Not only that, but, often, the gestures that do come out at Valentine’s Day are forced by the pressure that surrounds the day.

I prefer to deal with Valentine’s Day by expecting nothing, and being pleasantly surprised if I do get something nice from someone I’m seeing. That way, there’s no pressure, and I feel any gift is motivated out of genuine feeling, rather than fear of upsetting me if no acknowledgement is made.

That is what happened this year, and yes I am still smiling about having been surprised with a Valentine. But my point is it wouldn’t have been the same if I had made a big deal about Valentine’s Day and made him feel like he was obligated to do something.

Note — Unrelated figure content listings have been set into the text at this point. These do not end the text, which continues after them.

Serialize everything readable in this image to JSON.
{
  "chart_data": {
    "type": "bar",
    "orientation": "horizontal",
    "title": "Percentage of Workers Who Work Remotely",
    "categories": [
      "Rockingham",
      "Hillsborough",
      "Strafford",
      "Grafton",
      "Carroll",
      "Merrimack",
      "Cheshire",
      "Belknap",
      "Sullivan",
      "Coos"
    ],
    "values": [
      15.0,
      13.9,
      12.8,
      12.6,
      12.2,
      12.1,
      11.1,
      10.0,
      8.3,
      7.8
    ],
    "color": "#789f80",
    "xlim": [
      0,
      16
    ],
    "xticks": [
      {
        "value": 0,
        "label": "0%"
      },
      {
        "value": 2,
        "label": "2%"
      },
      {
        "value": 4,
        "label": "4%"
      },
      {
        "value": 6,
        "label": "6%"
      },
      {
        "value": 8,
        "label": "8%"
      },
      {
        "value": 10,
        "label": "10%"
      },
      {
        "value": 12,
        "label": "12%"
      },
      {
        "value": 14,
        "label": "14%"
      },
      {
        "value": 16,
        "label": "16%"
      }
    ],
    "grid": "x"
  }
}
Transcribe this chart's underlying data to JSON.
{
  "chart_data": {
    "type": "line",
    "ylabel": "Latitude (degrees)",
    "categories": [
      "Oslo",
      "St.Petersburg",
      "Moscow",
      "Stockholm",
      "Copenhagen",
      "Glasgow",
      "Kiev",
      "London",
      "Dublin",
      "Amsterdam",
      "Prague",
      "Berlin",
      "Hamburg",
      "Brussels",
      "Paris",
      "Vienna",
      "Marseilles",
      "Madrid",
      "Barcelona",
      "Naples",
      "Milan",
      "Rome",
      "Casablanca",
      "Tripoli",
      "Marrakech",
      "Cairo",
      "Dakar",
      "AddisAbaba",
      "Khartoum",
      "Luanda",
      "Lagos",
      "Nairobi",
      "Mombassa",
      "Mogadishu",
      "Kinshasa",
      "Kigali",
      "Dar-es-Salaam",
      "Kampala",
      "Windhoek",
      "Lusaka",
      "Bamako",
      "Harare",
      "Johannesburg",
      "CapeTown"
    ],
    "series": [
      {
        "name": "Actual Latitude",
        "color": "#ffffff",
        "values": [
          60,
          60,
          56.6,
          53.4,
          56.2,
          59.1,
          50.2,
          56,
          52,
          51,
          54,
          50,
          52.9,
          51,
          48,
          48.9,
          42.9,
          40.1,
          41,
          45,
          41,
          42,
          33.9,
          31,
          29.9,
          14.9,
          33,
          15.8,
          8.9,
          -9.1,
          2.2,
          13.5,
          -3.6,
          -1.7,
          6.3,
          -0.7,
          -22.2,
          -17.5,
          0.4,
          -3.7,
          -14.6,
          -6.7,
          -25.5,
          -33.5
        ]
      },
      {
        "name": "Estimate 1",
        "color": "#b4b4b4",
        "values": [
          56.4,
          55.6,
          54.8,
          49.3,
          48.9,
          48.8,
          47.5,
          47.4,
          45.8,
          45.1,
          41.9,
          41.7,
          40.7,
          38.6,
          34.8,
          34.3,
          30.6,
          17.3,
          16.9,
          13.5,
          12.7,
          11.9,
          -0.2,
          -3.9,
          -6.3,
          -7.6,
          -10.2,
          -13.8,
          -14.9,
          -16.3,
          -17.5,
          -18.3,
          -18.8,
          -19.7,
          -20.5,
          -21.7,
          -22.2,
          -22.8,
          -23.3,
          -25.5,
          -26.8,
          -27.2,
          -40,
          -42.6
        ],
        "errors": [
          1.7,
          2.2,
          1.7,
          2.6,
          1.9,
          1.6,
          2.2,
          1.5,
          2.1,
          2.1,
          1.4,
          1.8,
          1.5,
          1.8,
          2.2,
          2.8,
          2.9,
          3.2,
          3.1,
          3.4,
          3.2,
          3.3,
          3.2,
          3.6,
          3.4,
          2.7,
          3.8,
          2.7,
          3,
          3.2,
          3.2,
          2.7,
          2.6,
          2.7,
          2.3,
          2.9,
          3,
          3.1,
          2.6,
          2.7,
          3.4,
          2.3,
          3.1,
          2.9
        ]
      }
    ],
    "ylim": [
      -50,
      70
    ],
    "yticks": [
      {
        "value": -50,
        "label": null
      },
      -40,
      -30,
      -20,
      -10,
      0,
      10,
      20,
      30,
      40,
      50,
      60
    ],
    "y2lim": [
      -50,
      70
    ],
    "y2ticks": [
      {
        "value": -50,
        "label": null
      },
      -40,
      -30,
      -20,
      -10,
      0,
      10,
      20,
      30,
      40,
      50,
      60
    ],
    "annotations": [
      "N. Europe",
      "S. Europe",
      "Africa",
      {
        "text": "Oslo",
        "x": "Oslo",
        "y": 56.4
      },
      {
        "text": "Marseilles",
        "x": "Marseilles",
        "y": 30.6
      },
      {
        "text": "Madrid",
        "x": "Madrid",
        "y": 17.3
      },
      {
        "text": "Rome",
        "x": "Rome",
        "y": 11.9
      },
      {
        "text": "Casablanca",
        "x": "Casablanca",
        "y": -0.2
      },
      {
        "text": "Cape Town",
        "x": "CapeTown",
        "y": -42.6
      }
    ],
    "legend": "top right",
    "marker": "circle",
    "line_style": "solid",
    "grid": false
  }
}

I don’t want presents out of obligation, because, for me, it’s not about the present, it truly is about the thought.

And I, for one, do not want that thought to be ‘shit I better get her something or I will be sleeping outside with the dog…’


2 Comments leave one →
  1. February 17, 2011 6:51 pm

    Great posts! I agree: to those who see the triteness and kitsch factor of St. Valentine’s day, it’s hard to not be cynical. But we’re mostly selfish and doing something that symbolizes our love for someone inevitably weans in proportion to how we feel and think about that person. It’s just a reality, and I feel sorry for couples who buy chocolates and flowers for one another once a year. That being said, if that makes them glad on that day, akin to expecting and receiving gifts on Jesus’ celebrated birthday, why not preserve that illusion? Culture, after all, is fabricated, giving us motive to be blasé, and but we all carry our own illusions, be it towards St. Valentine`s Day or Nuit Blanche or saving kids in South Africa (haha!).

    When I read your post, it reminded me of a manifesto. Like a love manifesto. Love your passions if you can’t love someone right now. Touché!